As one of the 100 major coal-producing counties in China, Huaping, in the old days,
collected 70 percent of its fiscal revenue from coal-related industries. Though the coal sector drove economic growth, disordered mining had seriously damaged local ecology and environment, and brought harm to people’s health.
Such extensive mode is never a choice for long-term development. Therefore, the county decided to explore a new development path that prioritizes ecology and green economy.
In recent years, Huaping shut down 84 percent of its coal mines, and covered the mines and barren mountain with vegetation. It also helped 25 coal enterprises and some 46,000 employees in the industry transit to mango business.
So far, Huaping has planted 378,000 mu (25,200 hectares) of mangos, generating annual revenue of 2.28 billion yuan ($350 million). Nearly 9,000 impoverished residents in the county have been lifted out of poverty.
Huaping’s transition is an epitome of China’s efforts to cut production capacity in the coal industry and pursue a green path of development.

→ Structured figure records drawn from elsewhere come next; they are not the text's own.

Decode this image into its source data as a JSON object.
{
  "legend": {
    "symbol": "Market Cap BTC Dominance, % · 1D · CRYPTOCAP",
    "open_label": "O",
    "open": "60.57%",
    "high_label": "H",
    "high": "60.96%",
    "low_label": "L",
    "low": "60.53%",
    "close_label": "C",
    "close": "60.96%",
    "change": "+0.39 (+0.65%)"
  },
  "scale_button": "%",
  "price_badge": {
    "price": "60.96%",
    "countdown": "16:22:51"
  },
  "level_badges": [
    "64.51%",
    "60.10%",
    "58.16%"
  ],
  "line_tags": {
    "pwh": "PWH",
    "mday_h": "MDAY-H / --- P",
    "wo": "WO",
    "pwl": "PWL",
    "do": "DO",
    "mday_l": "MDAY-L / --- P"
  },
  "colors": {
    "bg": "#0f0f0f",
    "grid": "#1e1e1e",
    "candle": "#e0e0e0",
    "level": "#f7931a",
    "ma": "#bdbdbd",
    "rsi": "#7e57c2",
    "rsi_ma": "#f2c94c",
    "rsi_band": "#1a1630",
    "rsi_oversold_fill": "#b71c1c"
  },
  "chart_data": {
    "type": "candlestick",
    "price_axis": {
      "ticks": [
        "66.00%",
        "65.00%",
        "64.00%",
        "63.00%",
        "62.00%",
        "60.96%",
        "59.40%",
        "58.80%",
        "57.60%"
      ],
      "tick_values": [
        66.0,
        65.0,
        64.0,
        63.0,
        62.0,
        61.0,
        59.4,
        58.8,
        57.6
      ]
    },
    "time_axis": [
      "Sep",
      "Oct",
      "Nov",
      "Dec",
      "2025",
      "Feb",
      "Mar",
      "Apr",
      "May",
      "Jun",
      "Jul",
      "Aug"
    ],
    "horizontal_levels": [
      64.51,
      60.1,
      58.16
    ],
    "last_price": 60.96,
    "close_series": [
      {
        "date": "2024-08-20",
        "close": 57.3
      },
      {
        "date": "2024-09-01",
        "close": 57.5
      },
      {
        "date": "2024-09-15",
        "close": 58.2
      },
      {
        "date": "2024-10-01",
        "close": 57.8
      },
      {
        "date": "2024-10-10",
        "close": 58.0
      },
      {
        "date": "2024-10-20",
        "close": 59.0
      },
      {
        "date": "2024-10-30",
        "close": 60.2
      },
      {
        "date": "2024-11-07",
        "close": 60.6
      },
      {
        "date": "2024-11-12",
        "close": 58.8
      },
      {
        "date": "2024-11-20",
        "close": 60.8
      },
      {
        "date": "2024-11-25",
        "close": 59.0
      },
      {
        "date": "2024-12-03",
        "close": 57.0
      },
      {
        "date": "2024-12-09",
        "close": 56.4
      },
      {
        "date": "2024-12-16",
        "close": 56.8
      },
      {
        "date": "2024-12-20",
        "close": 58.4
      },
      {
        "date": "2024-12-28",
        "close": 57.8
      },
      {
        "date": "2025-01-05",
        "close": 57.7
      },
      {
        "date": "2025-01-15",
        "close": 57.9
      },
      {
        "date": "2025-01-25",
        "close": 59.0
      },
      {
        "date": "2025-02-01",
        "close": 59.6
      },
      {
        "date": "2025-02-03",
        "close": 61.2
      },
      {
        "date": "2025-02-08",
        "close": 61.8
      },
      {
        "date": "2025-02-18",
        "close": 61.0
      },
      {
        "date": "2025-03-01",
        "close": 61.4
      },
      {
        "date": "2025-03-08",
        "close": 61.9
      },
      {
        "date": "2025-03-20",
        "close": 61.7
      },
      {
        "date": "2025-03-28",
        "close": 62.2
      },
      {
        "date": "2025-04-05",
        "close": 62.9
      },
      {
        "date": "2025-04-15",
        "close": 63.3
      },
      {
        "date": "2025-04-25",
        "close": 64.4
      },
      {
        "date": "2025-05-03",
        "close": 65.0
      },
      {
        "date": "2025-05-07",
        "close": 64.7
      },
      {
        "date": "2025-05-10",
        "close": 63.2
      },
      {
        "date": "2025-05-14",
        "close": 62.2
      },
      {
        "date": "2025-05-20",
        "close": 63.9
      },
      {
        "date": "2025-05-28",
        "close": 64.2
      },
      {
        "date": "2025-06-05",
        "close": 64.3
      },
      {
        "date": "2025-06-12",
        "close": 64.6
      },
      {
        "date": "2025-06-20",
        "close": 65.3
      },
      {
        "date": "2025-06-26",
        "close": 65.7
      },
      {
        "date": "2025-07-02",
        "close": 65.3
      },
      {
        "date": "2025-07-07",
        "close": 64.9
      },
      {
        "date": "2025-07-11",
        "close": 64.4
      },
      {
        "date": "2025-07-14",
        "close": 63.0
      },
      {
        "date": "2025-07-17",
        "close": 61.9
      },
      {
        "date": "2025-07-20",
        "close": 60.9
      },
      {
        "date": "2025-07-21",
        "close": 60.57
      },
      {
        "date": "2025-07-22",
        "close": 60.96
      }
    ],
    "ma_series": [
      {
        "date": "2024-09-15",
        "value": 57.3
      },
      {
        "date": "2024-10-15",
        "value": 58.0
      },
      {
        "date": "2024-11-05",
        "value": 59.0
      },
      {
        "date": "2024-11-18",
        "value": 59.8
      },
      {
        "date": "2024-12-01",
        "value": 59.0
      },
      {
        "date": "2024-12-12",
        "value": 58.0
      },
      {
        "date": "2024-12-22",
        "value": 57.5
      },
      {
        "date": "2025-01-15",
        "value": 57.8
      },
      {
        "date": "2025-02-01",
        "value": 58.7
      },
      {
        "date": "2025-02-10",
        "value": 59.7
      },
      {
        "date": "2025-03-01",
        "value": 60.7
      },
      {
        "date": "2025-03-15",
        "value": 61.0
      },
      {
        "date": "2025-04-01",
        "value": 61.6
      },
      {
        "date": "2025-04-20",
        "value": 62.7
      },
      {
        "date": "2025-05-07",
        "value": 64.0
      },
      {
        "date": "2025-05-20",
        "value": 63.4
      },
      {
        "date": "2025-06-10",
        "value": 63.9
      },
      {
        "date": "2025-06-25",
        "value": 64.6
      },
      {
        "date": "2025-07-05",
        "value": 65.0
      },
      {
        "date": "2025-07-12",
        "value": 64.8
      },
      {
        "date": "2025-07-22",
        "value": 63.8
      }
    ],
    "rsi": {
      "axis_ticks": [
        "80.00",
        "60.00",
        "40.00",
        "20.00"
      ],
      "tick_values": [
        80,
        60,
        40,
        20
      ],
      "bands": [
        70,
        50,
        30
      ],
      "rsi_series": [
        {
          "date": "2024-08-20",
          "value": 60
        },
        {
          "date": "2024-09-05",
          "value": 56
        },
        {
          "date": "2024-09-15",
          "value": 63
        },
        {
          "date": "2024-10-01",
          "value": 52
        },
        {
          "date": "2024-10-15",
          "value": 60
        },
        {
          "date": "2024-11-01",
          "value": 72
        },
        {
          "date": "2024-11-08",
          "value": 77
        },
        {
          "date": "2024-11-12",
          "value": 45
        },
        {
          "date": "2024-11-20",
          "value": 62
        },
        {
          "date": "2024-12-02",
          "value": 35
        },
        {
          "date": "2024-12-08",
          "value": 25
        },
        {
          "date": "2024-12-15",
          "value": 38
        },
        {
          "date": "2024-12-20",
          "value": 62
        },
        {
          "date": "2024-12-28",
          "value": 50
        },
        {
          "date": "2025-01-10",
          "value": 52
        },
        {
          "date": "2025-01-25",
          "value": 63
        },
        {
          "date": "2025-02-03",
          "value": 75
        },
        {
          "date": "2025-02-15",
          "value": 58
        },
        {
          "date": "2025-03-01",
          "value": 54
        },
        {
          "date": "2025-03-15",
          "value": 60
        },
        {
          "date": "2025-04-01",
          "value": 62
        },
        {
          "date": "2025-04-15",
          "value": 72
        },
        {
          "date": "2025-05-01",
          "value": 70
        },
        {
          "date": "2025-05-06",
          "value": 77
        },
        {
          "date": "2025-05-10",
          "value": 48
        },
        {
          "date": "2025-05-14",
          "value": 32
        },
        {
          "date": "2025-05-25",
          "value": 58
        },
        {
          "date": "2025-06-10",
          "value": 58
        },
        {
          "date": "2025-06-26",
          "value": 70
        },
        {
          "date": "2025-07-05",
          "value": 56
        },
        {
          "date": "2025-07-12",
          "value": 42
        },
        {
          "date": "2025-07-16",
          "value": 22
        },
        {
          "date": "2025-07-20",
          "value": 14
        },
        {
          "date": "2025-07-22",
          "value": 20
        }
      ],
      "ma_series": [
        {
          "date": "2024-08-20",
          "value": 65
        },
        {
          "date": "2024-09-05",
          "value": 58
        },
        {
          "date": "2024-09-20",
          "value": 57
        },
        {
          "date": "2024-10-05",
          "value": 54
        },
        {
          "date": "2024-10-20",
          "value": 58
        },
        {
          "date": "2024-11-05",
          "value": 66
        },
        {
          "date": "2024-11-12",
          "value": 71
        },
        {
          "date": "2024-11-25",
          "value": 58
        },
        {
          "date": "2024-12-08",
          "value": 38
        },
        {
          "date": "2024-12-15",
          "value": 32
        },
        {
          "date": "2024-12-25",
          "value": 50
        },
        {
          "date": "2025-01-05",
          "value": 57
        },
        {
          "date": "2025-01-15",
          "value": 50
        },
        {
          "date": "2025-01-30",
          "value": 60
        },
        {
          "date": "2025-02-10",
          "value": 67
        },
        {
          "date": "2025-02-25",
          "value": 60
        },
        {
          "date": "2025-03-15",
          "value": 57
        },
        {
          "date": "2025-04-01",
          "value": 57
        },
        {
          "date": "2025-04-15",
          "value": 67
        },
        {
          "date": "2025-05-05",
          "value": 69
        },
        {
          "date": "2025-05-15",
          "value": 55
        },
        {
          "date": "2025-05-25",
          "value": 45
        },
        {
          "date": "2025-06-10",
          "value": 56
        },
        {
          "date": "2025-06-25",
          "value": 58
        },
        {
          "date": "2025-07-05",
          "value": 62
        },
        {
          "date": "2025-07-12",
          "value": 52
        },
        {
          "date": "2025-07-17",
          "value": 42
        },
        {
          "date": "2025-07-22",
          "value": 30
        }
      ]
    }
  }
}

According to a report issued by China National Coal Association on March 3, China has over-fulfilled its de-capacity tasks in the coal industry over the past five years. As of the end of the last year, China had shut down 5,500 coal mines, and eliminated 1 billion tonnes of annual coal output capacity. As a result, the number of coal mines across the country has been reduced to less than 4,700.

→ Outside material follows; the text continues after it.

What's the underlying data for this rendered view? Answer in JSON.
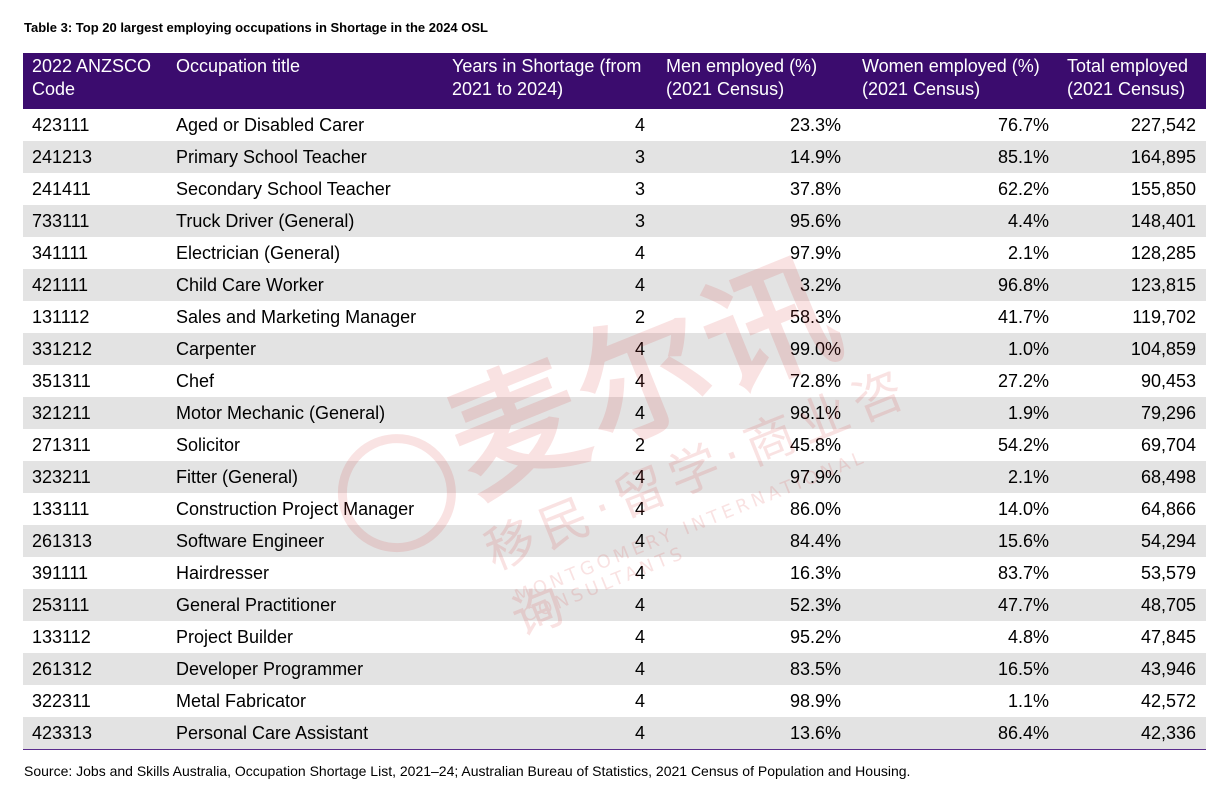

Besides, the country is also accelerating its pace of the clean utilization of coals. A total of 950 million kilowatts of capacity has went through upgrades to achieve ultra-low emissions and energy efficiency, accounting for around 76 percent of the total installed capacity of the country’s coal-fired plants. During the past five years, the consumption of bulk coals has been cut by over 200 million tonnes.

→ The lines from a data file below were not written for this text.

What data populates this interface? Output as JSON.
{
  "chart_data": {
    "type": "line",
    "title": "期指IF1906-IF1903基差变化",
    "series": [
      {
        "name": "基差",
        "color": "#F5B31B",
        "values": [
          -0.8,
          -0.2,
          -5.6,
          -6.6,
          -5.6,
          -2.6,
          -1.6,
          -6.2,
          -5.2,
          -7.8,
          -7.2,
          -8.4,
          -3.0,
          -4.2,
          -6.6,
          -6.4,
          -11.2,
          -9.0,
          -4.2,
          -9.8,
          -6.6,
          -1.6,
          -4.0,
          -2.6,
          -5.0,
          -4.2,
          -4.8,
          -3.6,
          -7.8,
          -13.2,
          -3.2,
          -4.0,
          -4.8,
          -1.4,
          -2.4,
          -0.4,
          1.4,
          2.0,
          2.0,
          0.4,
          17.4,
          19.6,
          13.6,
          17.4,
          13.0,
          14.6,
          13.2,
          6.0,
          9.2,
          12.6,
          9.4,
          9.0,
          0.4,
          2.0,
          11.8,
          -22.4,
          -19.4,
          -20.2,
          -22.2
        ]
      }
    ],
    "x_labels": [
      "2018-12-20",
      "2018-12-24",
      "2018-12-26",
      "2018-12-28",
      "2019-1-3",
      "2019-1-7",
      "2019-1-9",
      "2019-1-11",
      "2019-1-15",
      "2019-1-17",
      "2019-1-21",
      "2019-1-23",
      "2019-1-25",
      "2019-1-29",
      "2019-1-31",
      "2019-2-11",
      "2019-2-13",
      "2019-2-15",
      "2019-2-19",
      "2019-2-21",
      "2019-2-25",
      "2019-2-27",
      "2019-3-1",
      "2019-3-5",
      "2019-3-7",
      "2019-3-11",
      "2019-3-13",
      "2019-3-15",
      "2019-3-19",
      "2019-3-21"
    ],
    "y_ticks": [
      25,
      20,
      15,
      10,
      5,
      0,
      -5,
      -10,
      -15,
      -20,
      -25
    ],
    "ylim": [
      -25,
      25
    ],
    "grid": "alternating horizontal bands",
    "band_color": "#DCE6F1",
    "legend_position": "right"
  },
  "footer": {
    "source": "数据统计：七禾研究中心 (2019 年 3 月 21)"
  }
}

By the end of the last year, China has established over 1,200 major modern coal mines that can produce 1.2 million tonnes of coals each on an annual basis, and their production makes up 80 percent of the country’s total. Shanxi Province, Shaanxi Province and Inner Mongolia Autonomous Region in north and northwest China, which enjoy rich coal resources, gradually developed into coal production and processing centers.
The three regions produced 71.5 percent of coals in the country last year.
The report said that the number of coal mines in China will be further cut to around 4,000 by 2025, and more than 1,000 intelligent coal mines are expected to be built by that time.
Besides, the country will also build 65 major coal mines with each having a capacity of 10 million tonnes, and they will generate nearly one billion tonnes of coals every year. China will foster three to five coal enterprises to become world-class firms, promote acquisition, merger and restructuring, and establish 10 coal firms that produces one million tonnes of coals a year each.
In addition, machines are expected to extract 90 percent of coals and excavate 75 percent of coal mines across the country.